Monolayer and multilayer dodecanethiols (DDT) can be assembled onto a copper surface from the vapor phase depending on the initial oxidation state of the copper. The ability of the copper-bound dodecanethiolates to block atomic layer deposition (ALD) and the resulting behavior at the interfaces of Cu/SiO₂ patterns during area-selective ALD (AS-ALD) are compared between mono- and multilayers. We show that multilayer DDT is ∼7 times more effective at blocking ZnO ALD from diethylzinc and water than is monolayer DDT. Conversely, monolayer DDT exhibits better performance than does multilayer DDT in blocking of Al₂O₃ ALD from trimethylaluminum and water.

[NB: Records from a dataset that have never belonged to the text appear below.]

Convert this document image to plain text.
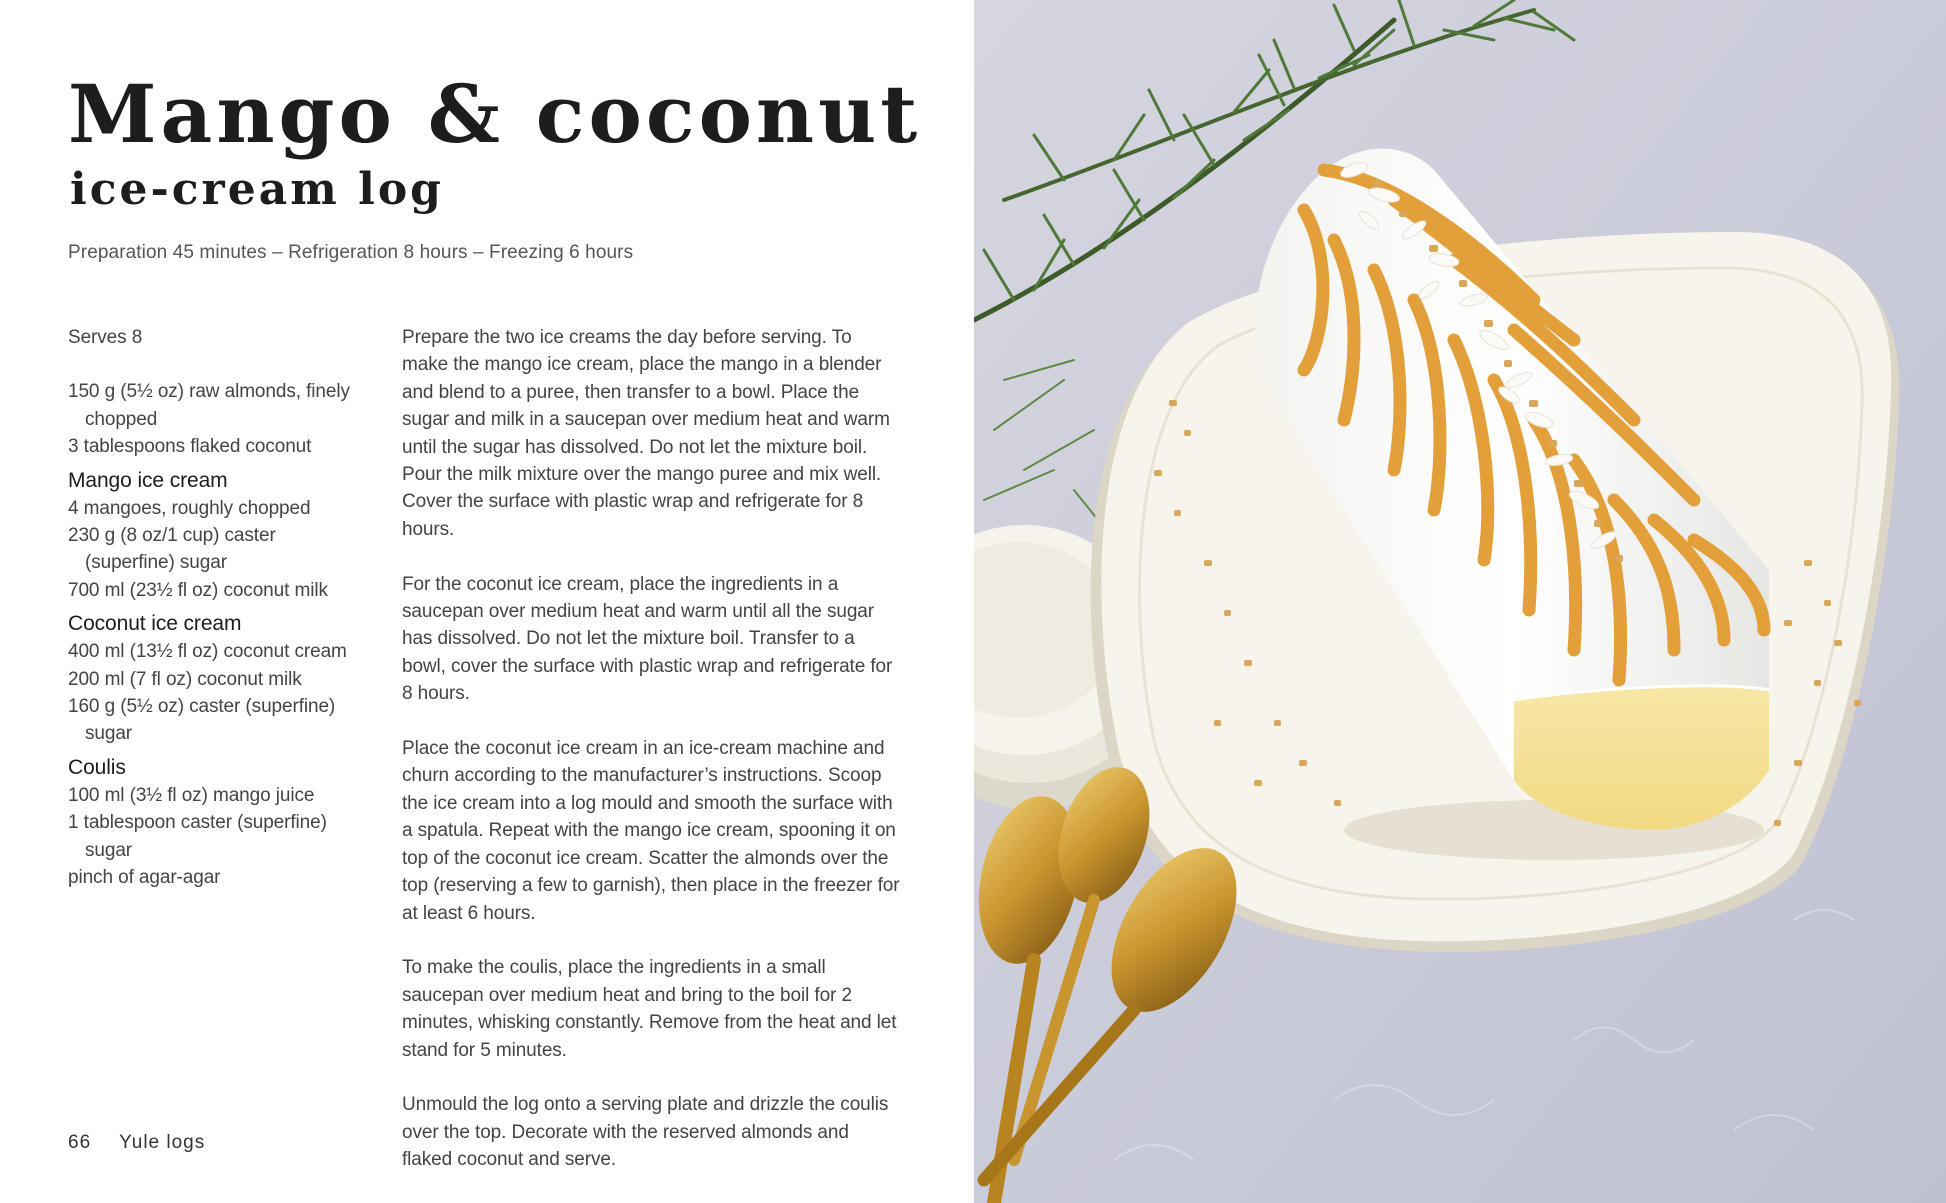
Mango & coconut
ice-cream log
Preparation 45 minutes – Refrigeration 8 hours – Freezing 6 hours
Serves 8
150 g (5½ oz) raw almonds, finely chopped
3 tablespoons flaked coconut
Mango ice cream
4 mangoes, roughly chopped
230 g (8 oz/1 cup) caster (superfine) sugar
700 ml (23½ fl oz) coconut milk
Coconut ice cream
400 ml (13½ fl oz) coconut cream
200 ml (7 fl oz) coconut milk
160 g (5½ oz) caster (superfine) sugar
Coulis
100 ml (3½ fl oz) mango juice
1 tablespoon caster (superfine) sugar
pinch of agar-agar

Prepare the two ice creams the day before serving. To make the mango ice cream, place the mango in a blender and blend to a puree, then transfer to a bowl. Place the sugar and milk in a saucepan over medium heat and warm until the sugar has dissolved. Do not let the mixture boil. Pour the milk mixture over the mango puree and mix well. Cover the surface with plastic wrap and refrigerate for 8 hours.

For the coconut ice cream, place the ingredients in a saucepan over medium heat and warm until all the sugar has dissolved. Do not let the mixture boil. Transfer to a bowl, cover the surface with plastic wrap and refrigerate for 8 hours.

Place the coconut ice cream in an ice-cream machine and churn according to the manufacturer’s instructions. Scoop the ice cream into a log mould and smooth the surface with a spatula. Repeat with the mango ice cream, spooning it on top of the coconut ice cream. Scatter the almonds over the top (reserving a few to garnish), then place in the freezer for at least 6 hours.

To make the coulis, place the ingredients in a small saucepan over medium heat and bring to the boil for 2 minutes, whisking constantly. Remove from the heat and let stand for 5 minutes.

Unmould the log onto a serving plate and drizzle the coulis over the top. Decorate with the reserved almonds and flaked coconut and serve.

66 Yule logs
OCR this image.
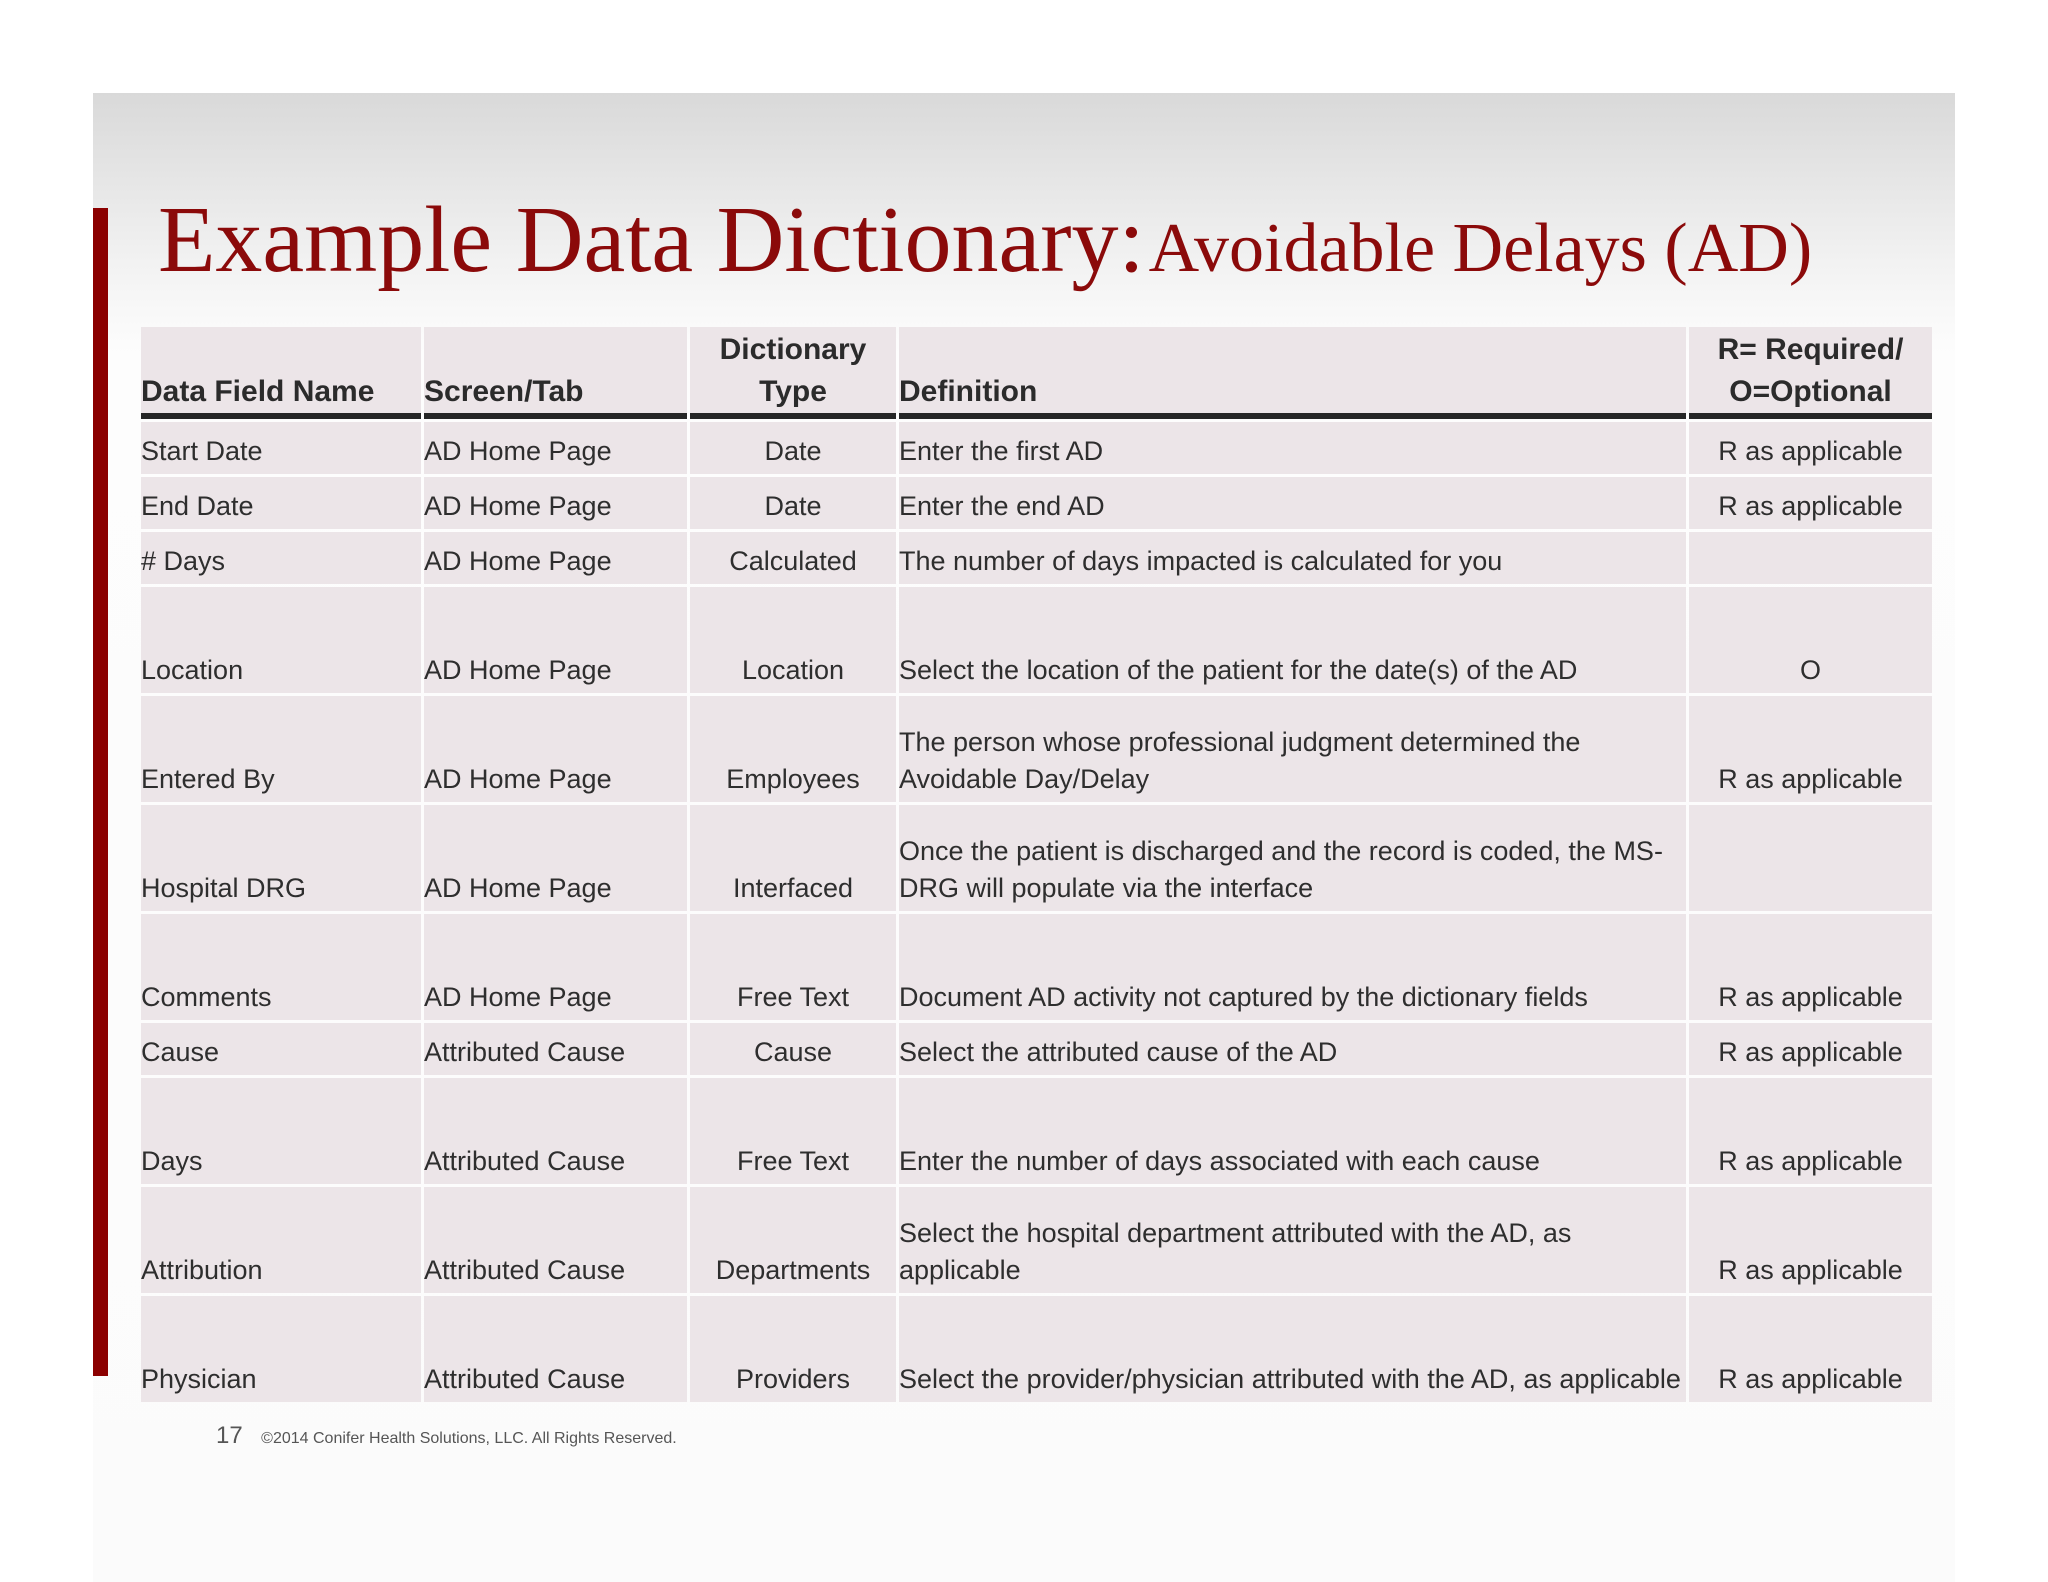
Example Data Dictionary: Avoidable Delays (AD)
Data Field Name	Screen/Tab	Dictionary Type	Definition	R= Required/ O=Optional
Start Date	AD Home Page	Date	Enter the first AD	R as applicable
End Date	AD Home Page	Date	Enter the end AD	R as applicable
# Days	AD Home Page	Calculated	The number of days impacted is calculated for you	
Location	AD Home Page	Location	Select the location of the patient for the date(s) of the AD	O
Entered By	AD Home Page	Employees	The person whose professional judgment determined the Avoidable Day/Delay	R as applicable
Hospital DRG	AD Home Page	Interfaced	Once the patient is discharged and the record is coded, the MS-DRG will populate via the interface	
Comments	AD Home Page	Free Text	Document AD activity not captured by the dictionary fields	R as applicable
Cause	Attributed Cause	Cause	Select the attributed cause of the AD	R as applicable
Days	Attributed Cause	Free Text	Enter the number of days associated with each cause	R as applicable
Attribution	Attributed Cause	Departments	Select the hospital department attributed with the AD, as applicable	R as applicable
Physician	Attributed Cause	Providers	Select the provider/physician attributed with the AD, as applicable	R as applicable
17 ©2014 Conifer Health Solutions, LLC. All Rights Reserved.
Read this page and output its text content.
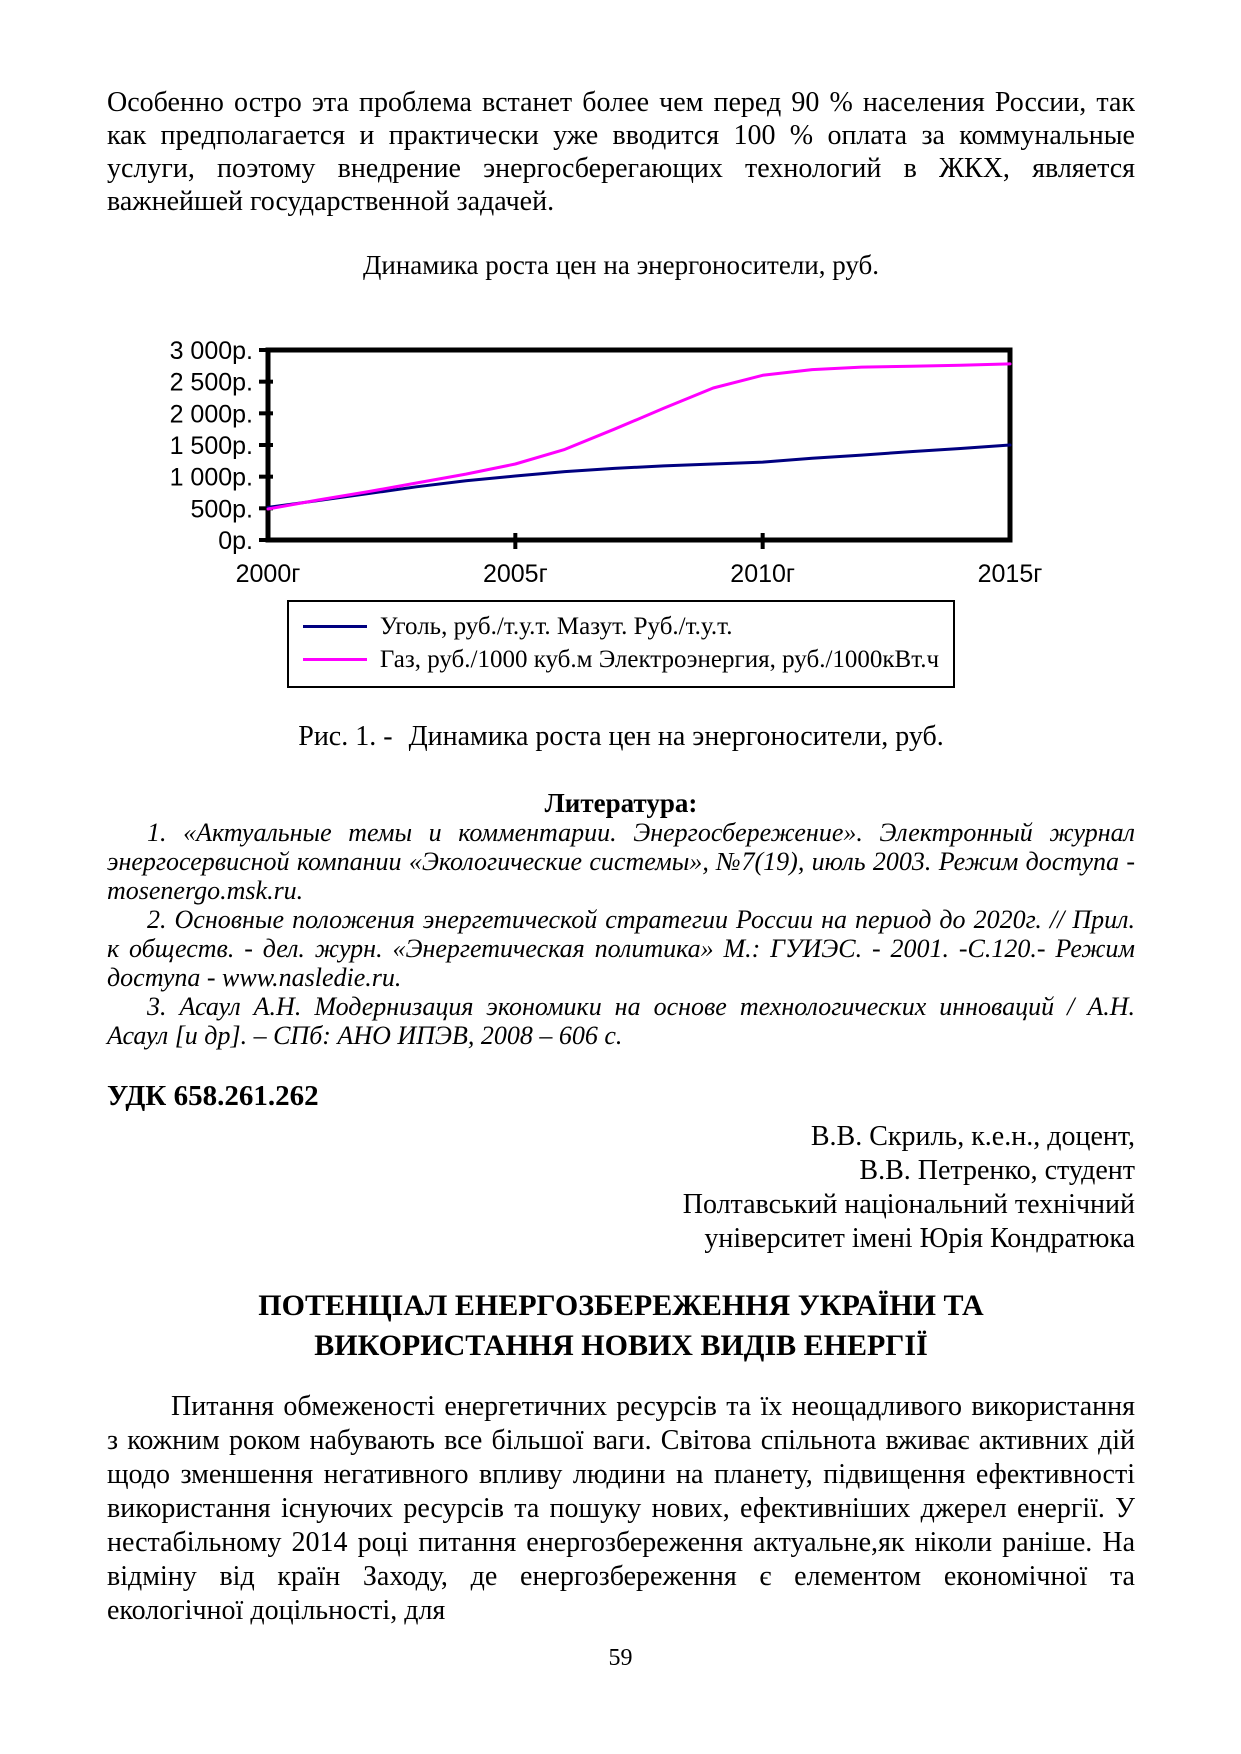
Особенно остро эта проблема встанет более чем перед 90 % населения России, так как предполагается и практически уже вводится 100 % оплата за коммунальные услуги, поэтому внедрение энергосберегающих технологий в ЖКХ, является важнейшей государственной задачей.

Динамика роста цен на энергоносители, руб.
0р.
500р.
1 000р.
1 500р.
2 000р.
2 500р.
3 000р.
2000г	2005г	2010г	2015г
Уголь, руб./т.у.т. Мазут. Руб./т.у.т.
Газ, руб./1000 куб.м Электроэнергия, руб./1000кВт.ч
Рис. 1. - Динамика роста цен на энергоносители, руб.
Литература:

1. «Актуальные темы и комментарии. Энергосбережение». Электронный журнал энергосервисной компании «Экологические системы», №7(19), июль 2003. Режим доступа - mosenergo.msk.ru.

2. Основные положения энергетической стратегии России на период до 2020г. // Прил. к обществ. - дел. журн. «Энергетическая политика» М.: ГУИЭС. - 2001. -С.120.- Режим доступа - www.nasledie.ru.

3. Асаул А.Н. Модернизация экономики на основе технологических инноваций / А.Н. Асаул [и др]. – СПб: АНО ИПЭВ, 2008 – 606 с.

УДК 658.261.262
В.В. Скриль, к.е.н., доцент,
В.В. Петренко, студент
Полтавський національний технічний
університет імені Юрія Кондратюка
ПОТЕНЦІАЛ ЕНЕРГОЗБЕРЕЖЕННЯ УКРАЇНИ ТА ВИКОРИСТАННЯ НОВИХ ВИДІВ ЕНЕРГІЇ

Питання обмеженості енергетичних ресурсів та їх неощадливого використання з кожним роком набувають все більшої ваги. Світова спільнота вживає активних дій щодо зменшення негативного впливу людини на планету, підвищення ефективності використання існуючих ресурсів та пошуку нових, ефективніших джерел енергії. У нестабільному 2014 році питання енергозбереження актуальне,як ніколи раніше. На відміну від країн Заходу, де енергозбереження є елементом економічної та екологічної доцільності, для

59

Investigation into interfacial effects at the interface between Cu and SiO₂ on Cu/SiO₂ patterns reveals both a gap at the SiO₂ edges and a pitch size-dependent nucleation delay of ZnO ALD on SiO₂ regions of multilayer DDT-coated patterns. In contrast, no impact on ZnO ALD is observed on the SiO₂ regions of monolayer DDT-coated patterns. We also show that these interfacial effects depend on the ALD chemistry. Whereas an Al₂O₃ film grows on the TaN diffusion barrier of a DDT-treated Cu/SiO₂ pattern, the ZnO film does not. These results indicate that the structure of the DDT layer and the ALD precursor chemistry both play an important role in achieving AS-ALD.